Although the British cabinet reshuffle (GBP) monopolised yesterday’s rolling news and this morning’s headlines, investors paid little attention. The Prime Minister and the Chancellor of the Exchequer - at least for now - remain in office, making an imminent dramatic change in fiscal policy unlikely.
Not looking for work
On the face of it, this morning‘s Australian employment data (AUD) looked silly. The participation rate fell and 145k jobs were lost in August, yet the rate of unemployment was also lower. Technical factors made the difference.
The people who lost their jobs did not all figure as “unemployed”. Because pandemic lockdowns make many jobs impossible to carry out at the moment, laid-off workers do not currently have to be actively looking for work in order to collect benefits. In New South Wales alone, it is reported that 210,000 people have left the labour market within as little as two months. The AUD was hurt by the news but still unchanged against the USD, EUR and CHF.
The other surprising data overnight, also from the antipodes, were the figures for NZ gross domestic product (NZD) in the second quarter. Quarter-on-quarter growth was a record 2.8% and the numbers gave the Reserve Bank of New Zealand another reason to consider higher interest rates. The NZD shared third place with the JPY.
The top-billing data in the coming two days are retail sales; for the United States (USD) today and Britain (GBP) tomorrow. Analysts do not hold out much hope for strong US numbers but they expect the UK results to be respectable.

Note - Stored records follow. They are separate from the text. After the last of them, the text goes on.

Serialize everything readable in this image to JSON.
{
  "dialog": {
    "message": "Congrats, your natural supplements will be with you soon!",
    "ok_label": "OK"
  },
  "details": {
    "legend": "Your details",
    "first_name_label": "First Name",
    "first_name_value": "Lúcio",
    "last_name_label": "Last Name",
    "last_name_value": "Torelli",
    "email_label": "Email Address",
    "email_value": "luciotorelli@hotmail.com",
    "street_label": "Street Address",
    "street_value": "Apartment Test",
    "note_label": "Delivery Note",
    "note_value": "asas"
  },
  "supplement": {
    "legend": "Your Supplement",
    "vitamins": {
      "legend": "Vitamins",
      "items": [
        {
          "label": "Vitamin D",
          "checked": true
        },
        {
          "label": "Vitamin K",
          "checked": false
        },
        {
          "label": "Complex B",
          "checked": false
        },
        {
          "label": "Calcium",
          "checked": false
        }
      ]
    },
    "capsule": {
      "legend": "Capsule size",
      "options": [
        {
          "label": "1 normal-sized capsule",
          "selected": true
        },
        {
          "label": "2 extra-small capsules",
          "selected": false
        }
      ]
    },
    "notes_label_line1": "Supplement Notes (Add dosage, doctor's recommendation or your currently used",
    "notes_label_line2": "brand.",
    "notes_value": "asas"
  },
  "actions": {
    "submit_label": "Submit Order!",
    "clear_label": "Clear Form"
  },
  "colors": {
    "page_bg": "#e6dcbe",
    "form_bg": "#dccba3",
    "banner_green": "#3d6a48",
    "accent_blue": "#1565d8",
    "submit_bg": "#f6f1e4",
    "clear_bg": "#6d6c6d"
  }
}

Today’s agenda begins in Europe with the trade figures for Italy and the Eurozone (EUR). After lunch Canada (CAD) reports on housing starts, wholesale sales and cross-border investment flows, and ADP prints its employment change figure for August. In the United States (USD), as well as the retail sales data for August there will be weekly jobless claims and the Philadelphia Fed’s manufacturing survey. New Zealand’s manufacturing PMI (NZD) and Australian new home sales (AUD) appear tonight.
UK retail sales (GBP) provide the opening shot on Friday, and are followed before lunch by Eurozone (EUR) inflation and construction output. The only other important number tomorrow is the provisional Michigan index of consumer sentiment (USD).